Year: Team; Games; Passing; Rushing
GP: GS; Record; Cmp; Att; Pct; Yds; Avg; TD; Int; Rtg; Att; Yds; Avg; TD
2003: TB; 0; 0; —; DNP
2004: TB; 5; 2; 1–1; 42; 73; 57.5; 467; 6.4; 1; 3; 64.1; 7; 14; 2.0; 0
2005: TB; 11; 10; 6–4; 191; 313; 61.0; 2,035; 6.5; 10; 7; 81.4; 19; 31; 1.6; 0
2006: TB; 3; 3; 0–3; 58; 106; 54.7; 585; 5.5; 1; 7; 46.3; 4; 7; 1.8; 1
2007: TB; 0; 0; —; DNP
2008: TEN; 1; 0; 0–0; 1; 2; 50.0; 7; 3.5; 0; 0; 58.3; 0; 0; 0.0; 0
2009: DEN; 3; 1; 0–1; 5; 17; 29.4; 23; 1.4; 0; 1; 15.1; 0; 0; 0.0; 0
Career: 23; 16; 7–9; 297; 511; 58.1; 3,117; 6.1; 12; 18; 69.1; 30; 52; 1.7; 1

===Postseason===

Year: Team; Games; Passing; Rushing
GP: GS; Record; Cmp; Att; Pct; Yds; Avg; TD; Int; Rtg; Att; Yds; Avg; TD
2005: TB; 1; 1; 0–1; 25; 38; 65.8; 198; 6.1; 0; 2; 56.7; 3; 11; 3.7; 1
Career: 1; 1; 0–1; 25; 38; 65.8; 198; 6.1; 0; 2; 56.7; 3; 11; 3.7; 1

== Coaching career ==
Simms was hired as a coaching assistant by the New England Patriots on March 26, 2012. He had two main roles.

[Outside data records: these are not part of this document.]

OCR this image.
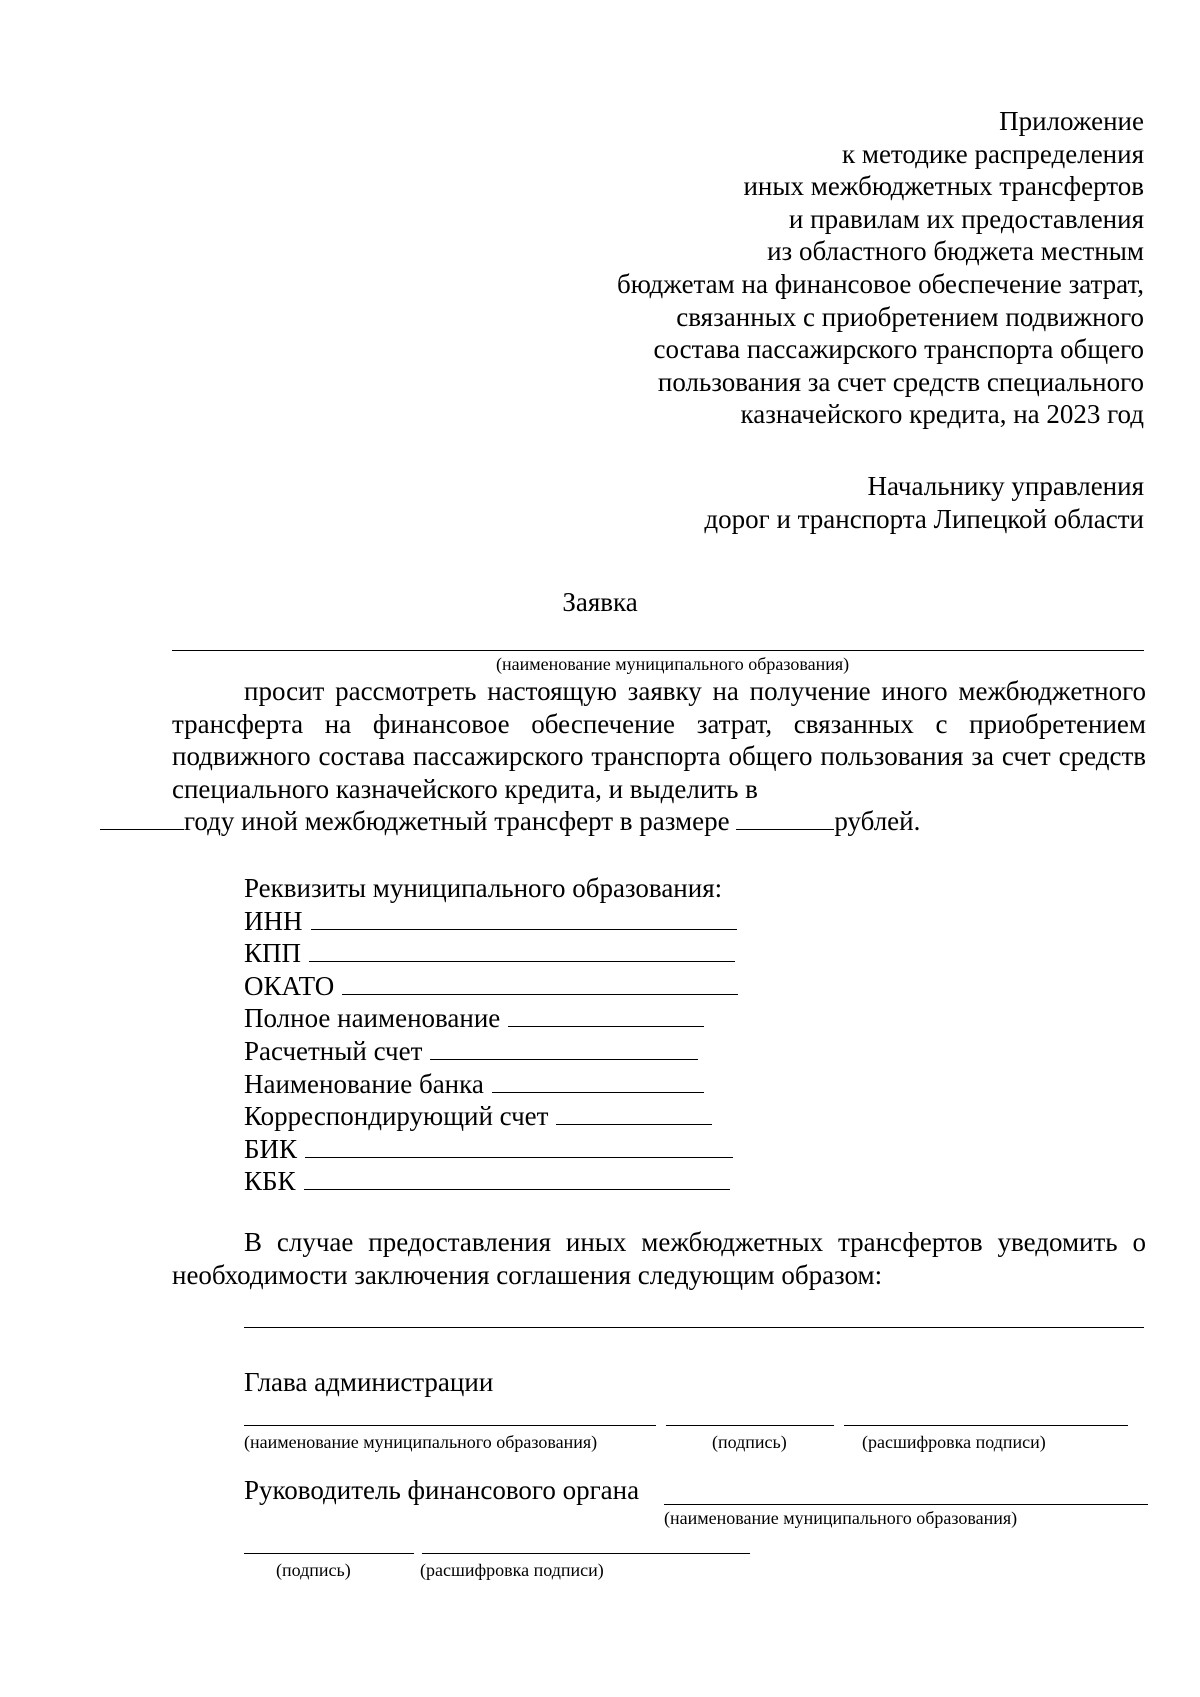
Приложение
к методике распределения
иных межбюджетных трансфертов
и правилам их предоставления
из областного бюджета местным
бюджетам на финансовое обеспечение затрат,
связанных с приобретением подвижного
состава пассажирского транспорта общего
пользования за счет средств специального
казначейского кредита, на 2023 год
Начальнику управления
дорог и транспорта Липецкой области
Заявка
(наименование муниципального образования)

просит рассмотреть настоящую заявку на получение иного межбюджетного трансферта на финансовое обеспечение затрат, связанных с приобретением подвижного состава пассажирского транспорта общего пользования за счет средств специального казначейского кредита, и выделить в
году иной межбюджетный трансферт в размере	рублей.

Реквизиты муниципального образования:
ИНН
КПП
ОКАТО
Полное наименование
Расчетный счет
Наименование банка
Корреспондирующий счет
БИК
КБК

В случае предоставления иных межбюджетных трансфертов уведомить о необходимости заключения соглашения следующим образом:

Глава администрации
(наименование муниципального образования)	(подпись)	(расшифровка подписи)
Руководитель финансового органа
(наименование муниципального образования)
(подпись)	(расшифровка подписи)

One was in offensive quality control which involved breaking down film for the offense. He also had responsibilities in putting together the scouting report.

== Broadcasting career ==
On July 22, 2013, Chris Simms was included in Fox Sports' commentator lineup for the 2013 college football season. He made his debut as color commentator when West Virginia University played the College of William & Mary on August 31, 2013.

Chris Simms joined Bleacher Report in February 2014 as an NFL analyst.

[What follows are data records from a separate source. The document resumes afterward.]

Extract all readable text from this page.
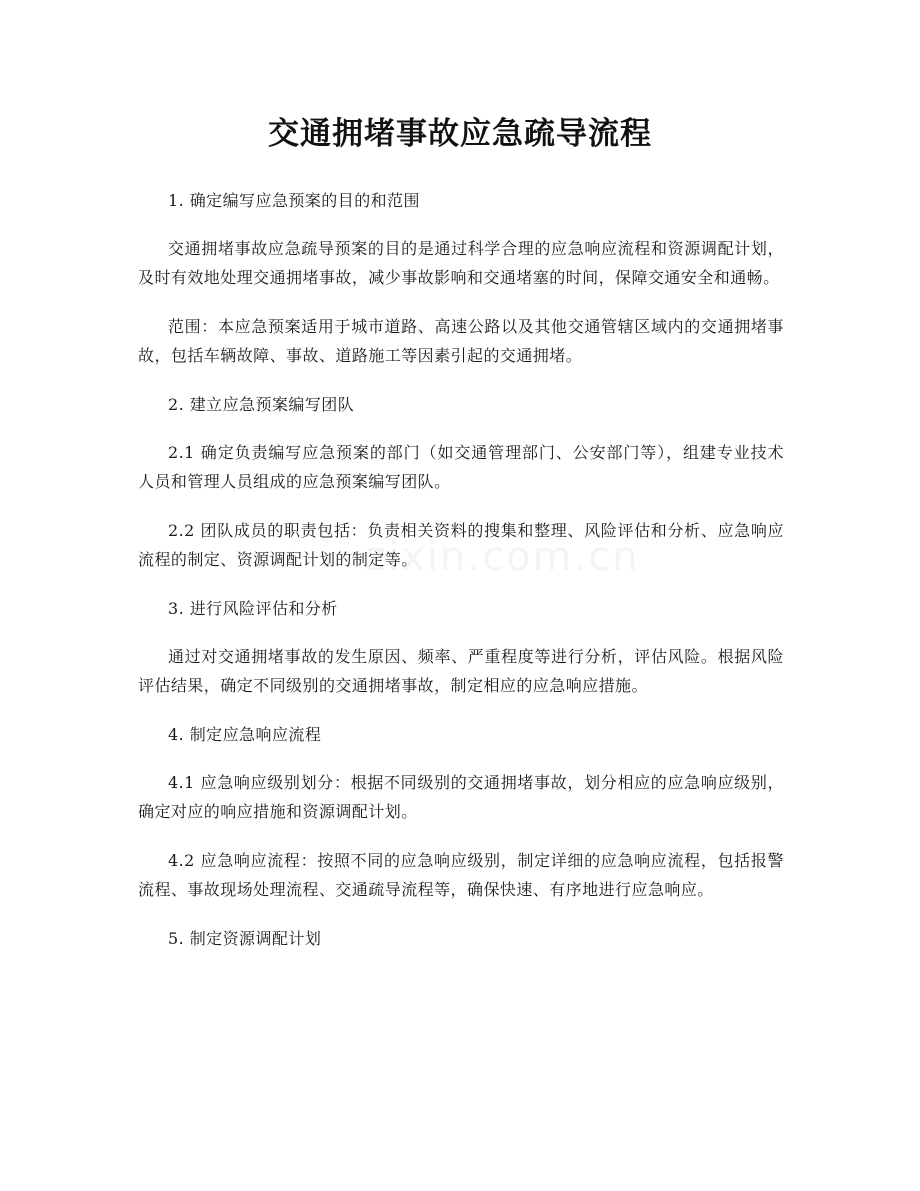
交通拥堵事故应急疏导流程

1. 确定编写应急预案的目的和范围

交通拥堵事故应急疏导预案的目的是通过科学合理的应急响应流程和资源调配计划，及时有效地处理交通拥堵事故，减少事故影响和交通堵塞的时间，保障交通安全和通畅。

范围：本应急预案适用于城市道路、高速公路以及其他交通管辖区域内的交通拥堵事故，包括车辆故障、事故、道路施工等因素引起的交通拥堵。

2. 建立应急预案编写团队

2.1 确定负责编写应急预案的部门（如交通管理部门、公安部门等），组建专业技术人员和管理人员组成的应急预案编写团队。

2.2 团队成员的职责包括：负责相关资料的搜集和整理、风险评估和分析、应急响应流程的制定、资源调配计划的制定等。

3. 进行风险评估和分析

通过对交通拥堵事故的发生原因、频率、严重程度等进行分析，评估风险。根据风险评估结果，确定不同级别的交通拥堵事故，制定相应的应急响应措施。

4. 制定应急响应流程

4.1 应急响应级别划分：根据不同级别的交通拥堵事故，划分相应的应急响应级别，确定对应的响应措施和资源调配计划。

4.2 应急响应流程：按照不同的应急响应级别，制定详细的应急响应流程，包括报警流程、事故现场处理流程、交通疏导流程等，确保快速、有序地进行应急响应。

5. 制定资源调配计划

From 2014 to 2016, Simms was as a color commentator for the NFL on CBS, joining his father as part of the CBS broadcasting team. He left after the 2016 season to join his father's old employer, NBC Sports, where he is a studio analyst for Notre Dame football and a personality on NBC Sports Radio. In March 2019, Simms left Bleacher Report to become a full-time employee of NBC working as an analyst for Football Night In America and Notre Dame football, as well as co-host of ProFootballTalk Live.

In 2021, he began to co-host Peacock's Sunday Night Football Final.

== Personal life ==
Simms married Danielle Marie Puleo in August 2004, whom he first met in high school. Together, they have two children.